Themen in diesem Artikel:
- Aggregator-Prinzip: Alle Karten in einer.
- Tarife 2026: Pay, Pay X, Pro und Pro+.
- Kernfunktionen: Go Back in Time und Curve Cash.
- Gebühren & Aufsicht: FX-Limits und Regulierung.
- Grenzen: Für wen sich Curve lohnt.
Was ist Curve und wie funktioniert der Karten-Aggregator?
Curve ist keine klassische Kreditkarte im herkömmlichen Sinn, sondern eine sogenannte Karten-Aggregator-Lösung. Das Prinzip fasst der Werbespruch „alle Karten in einer“ gut zusammen: Du bekommst eine Mastercard plus eine App, hinter der du beliebig viele deiner bestehenden Debit- und Kreditkarten hinterlegst. Bezahlt wird immer mit der Curve-Karte, belastet wird die Karte, die du zuvor in der App ausgewählt hast. Kompatibel ist Curve dabei mit Visa und Mastercard.
Für dich bedeutet das im Alltag vor allem eins: Du trägst nur noch eine einzige Karte im Portemonnaie, obwohl im Hintergrund mehrere Konten und Kreditlinien laufen. Die App zeigt dir zudem eine Ausgabenübersicht über alle hinterlegten Karten hinweg. Wer bisher zwischen mehreren Giro- und Kreditkarten jongliert hat, gewinnt so an Übersicht, ohne die Karten seiner bisherigen Banken kündigen zu müssen.

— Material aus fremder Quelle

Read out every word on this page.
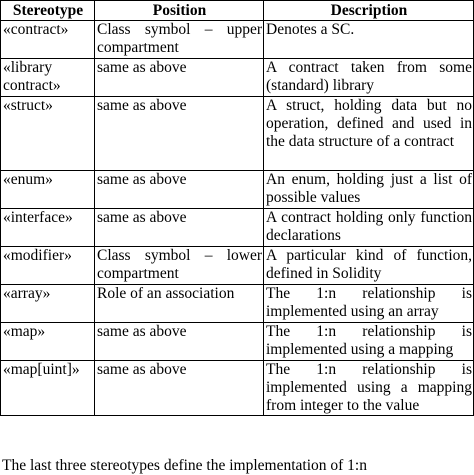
Stereotype	Position	Description
«contract»	Class symbol – upper compartment	Denotes a SC.
«library contract»	same as above	A contract taken from some (standard) library
«struct»	same as above	A struct, holding data but no operation, defined and used in the data structure of a contract
«enum»	same as above	An enum, holding just a list of possible values
«interface»	same as above	A contract holding only function declarations
«modifier»	Class symbol – lower compartment	A particular kind of function, defined in Solidity
«array»	Role of an association	The 1:n relationship is implemented using an array
«map»	same as above	The 1:n relationship is implemented using a mapping
«map[uint]»	same as above	The 1:n relationship is implemented using a mapping from integer to the value
The last three stereotypes define the implementation of 1:n
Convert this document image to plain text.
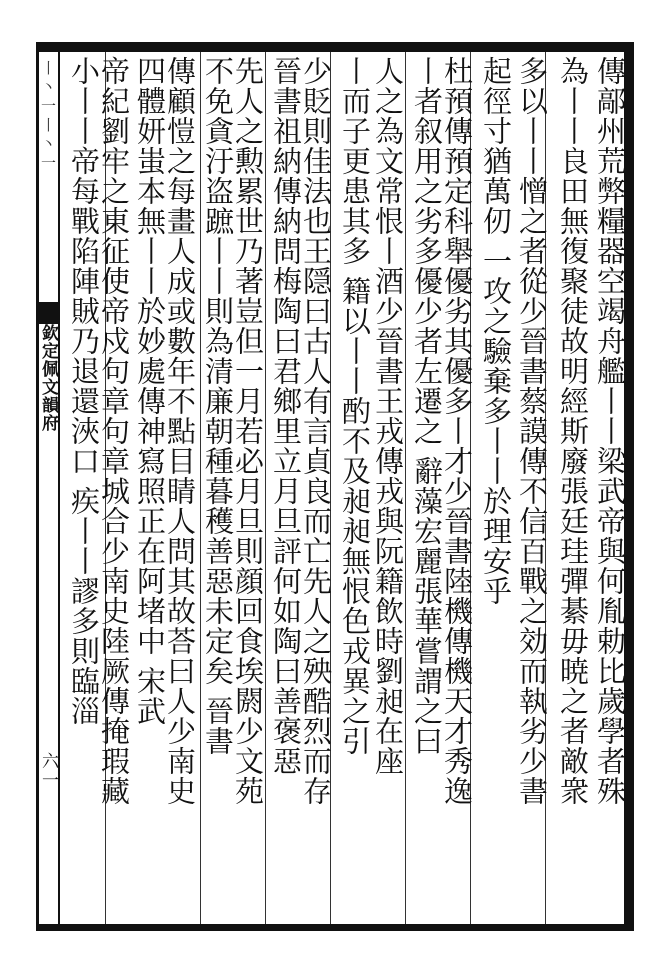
丨丶一丨丶一
欽定佩文韻府
六一	傳鄗州荒弊糧器空竭舟艦丨丨梁武帝與何胤勅比歲學者殊
為丨丨良田無復聚徒故明經斯廢張廷珪彈綦毋暁之者敵衆
多以丨丨憎之者從少晉書蔡謨傳不信百戰之効而執劣少書
起徑寸猶萬仞 一攻之驗棄多丨丨於理安乎
杜預傳預定科舉優劣其優多丨才少晉書陸機傳機天才秀逸
丨者叙用之劣多優少者左遷之 辭藻宏麗張華嘗謂之曰
人之為文常恨丨酒少晉書王戎傳戎與阮籍飲時劉昶在座
丨而子更患其多 籍以丨丨酌不及昶昶無恨色戎異之引
少貶則佳法也王隠曰古人有言貞良而亡先人之殃酷烈而存
晉書祖納傳納問梅陶曰君鄉里立月旦評何如陶曰善褒惡
先人之勲累世乃著豈但一月若必月旦則顔回食埃閼少文苑
不免貪汙盗蹠丨丨則為清廉朝種暮穫善惡未定矣 晉書
傳顧愷之每畫人成或數年不點目睛人問其故荅曰人少南史
四體妍蚩本無丨丨於妙處傳神寫照正在阿堵中 宋武
帝紀劉牢之東征使帝戍句章句章城合少南史陸厥傳掩瑕藏
小丨丨帝每戰陷陣賊乃退還浹口 疾丨丨謬多則臨淄
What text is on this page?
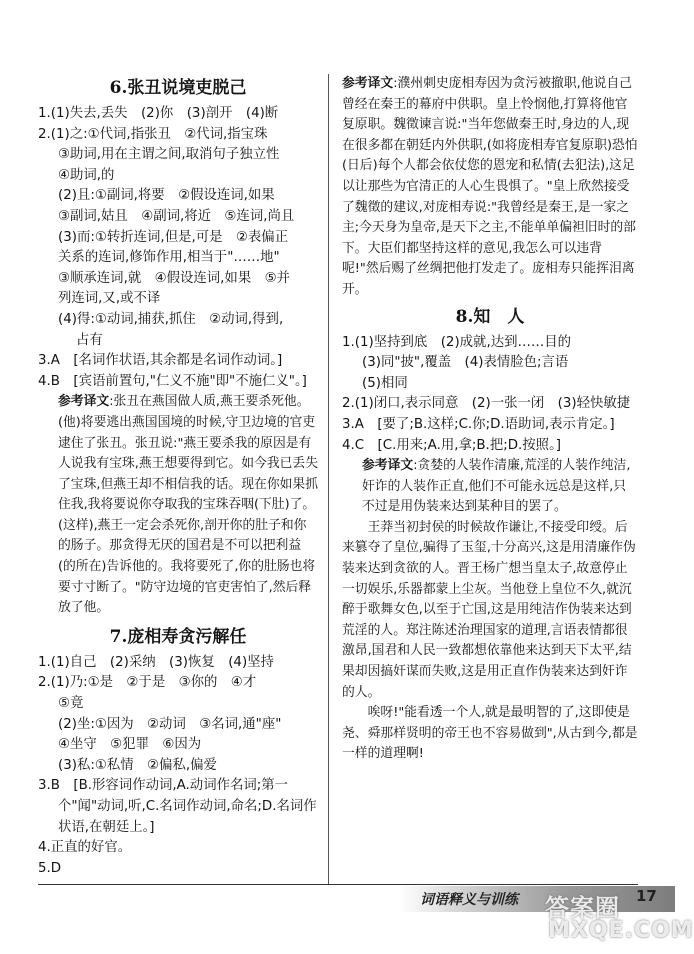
6.张丑说境吏脱己
1.(1)失去,丢失　(2)你　(3)剖开　(4)断
2.(1)之:①代词,指张丑　②代词,指宝珠
③助词,用在主谓之间,取消句子独立性
④助词,的
(2)且:①副词,将要　②假设连词,如果
③副词,姑且　④副词,将近　⑤连词,尚且
(3)而:①转折连词,但是,可是　②表偏正
关系的连词,修饰作用,相当于"……地"
③顺承连词,就　④假设连词,如果　⑤并
列连词,又,或不译
(4)得:①动词,捕获,抓住　②动词,得到,
占有
3.A　[名词作状语,其余都是名词作动词。]
4.B　[宾语前置句,"仁义不施"即"不施仁义"。]
参考译文:张丑在燕国做人质,燕王要杀死他。(他)将要逃出燕国国境的时候,守卫边境的官吏逮住了张丑。张丑说:"燕王要杀我的原因是有人说我有宝珠,燕王想要得到它。如今我已丢失了宝珠,但燕王却不相信我的话。现在你如果抓住我,我将要说你夺取我的宝珠吞咽(下肚)了。(这样),燕王一定会杀死你,剖开你的肚子和你的肠子。那贪得无厌的国君是不可以把利益(的所在)告诉他的。我将要死了,你的肚肠也将要寸寸断了。"防守边境的官吏害怕了,然后释放了他。
7.庞相寿贪污解任
1.(1)自己　(2)采纳　(3)恢复　(4)坚持
2.(1)乃:①是　②于是　③你的　④才
⑤竟
(2)坐:①因为　②动词　③名词,通"座"
④坐守　⑤犯罪　⑥因为
(3)私:①私情　②偏私,偏爱
3.B　[B.形容词作动词,A.动词作名词;第一个"闻"动词,听,C.名词作动词,命名;D.名词作状语,在朝廷上。]
4.正直的好官。
5.D
参考译文:濮州刺史庞相寿因为贪污被撤职,他说自己曾经在秦王的幕府中供职。皇上怜悯他,打算将他官复原职。魏徵谏言说:"当年您做秦王时,身边的人,现在很多都在朝廷内外供职,(如将庞相寿官复原职)恐怕(日后)每个人都会依仗您的恩宠和私情(去犯法),这足以让那些为官清正的人心生畏惧了。"皇上欣然接受了魏徵的建议,对庞相寿说:"我曾经是秦王,是一家之主;今天身为皇帝,是天下之主,不能单单偏袒旧时的部下。大臣们都坚持这样的意见,我怎么可以违背呢!"然后赐了丝绸把他打发走了。庞相寿只能挥泪离开。
8.知　人
1.(1)坚持到底　(2)成就,达到……目的
(3)同"披",覆盖　(4)表情脸色;言语
(5)相同
2.(1)闭口,表示同意　(2)一张一闭　(3)轻快敏捷
3.A　[要了;B.这样;C.你;D.语助词,表示肯定。]
4.C　[C.用来;A.用,拿;B.把;D.按照。]
参考译文:贪婪的人装作清廉,荒淫的人装作纯洁,奸诈的人装作正直,他们不可能永远总是这样,只不过是用伪装来达到某种目的罢了。
王莽当初封侯的时候故作谦让,不接受印绶。后来篡夺了皇位,骗得了玉玺,十分高兴,这是用清廉作伪装来达到贪欲的人。晋王杨广想当皇太子,故意停止一切娱乐,乐器都蒙上尘灰。当他登上皇位不久,就沉醉于歌舞女色,以至于亡国,这是用纯洁作伪装来达到荒淫的人。郑注陈述治理国家的道理,言语表情都很激昂,国君和人民一致都想依靠他来达到天下太平,结果却因搞奸谋而失败,这是用正直作伪装来达到奸诈的人。
唉呀!"能看透一个人,就是最明智的了,这即使是尧、舜那样贤明的帝王也不容易做到",从古到今,都是一样的道理啊!
词语释义与训练	17
答案圈
MXQE.COM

Der Unterschied zur echten Kreditkarte
Wichtig ist die Einordnung: Curve stellt keinen eigenen Kreditrahmen bereit. Es ist eine Schicht, die sich über deine vorhandenen Karten legt. Ob du am Monatsende eine Rechnung begleichst oder eine Kreditlinie nutzt, hängt weiterhin an der jeweils hinterlegten Karte, nicht an Curve selbst. Das macht das Produkt eher zu einem Bezahl- und Verwaltungswerkzeug als zu einer eigenständigen Kreditkarte.
Technisch läuft im Hintergrund eine sogenannte Weiterleitung: Du hältst die Curve-Mastercard an das Terminal, Curve zieht den Betrag ein und leitet ihn an die gewählte Quellkarte weiter. Für den Händler sieht es aus wie eine normale Kartenzahlung, für dich bleibt die Wahl der belasteten Karte flexibel bis zum letzten Moment. Genau diese Zwischenschicht ist das Herz des Aggregator-Modells und zugleich der Grund für einige der späteren Grenzen. Wenn du dich grundsätzlich in das Thema Karten und Zahlungsmittel einlesen willst, findest du weitere Beiträge in unserer Kategorie Geldanlagen.
Von Blue, Black und Metal zu den neuen Curve-Tarifen 2026
Viele Suchende stoßen noch auf die alten Bezeichnungen Curve Blue, Curve Black und Curve Metal. Diese Namen sind Geschichte. Curve hat sein Lineup 2026 umbenannt, und die frühere Curve Black wird auf deutschen Vergleichsseiten bereits als nicht mehr verfügbar geführt. Früher hießen die Stufen also Blue, Black und Metal, heute gliedert sich das Angebot in vier klar benannte Tarife.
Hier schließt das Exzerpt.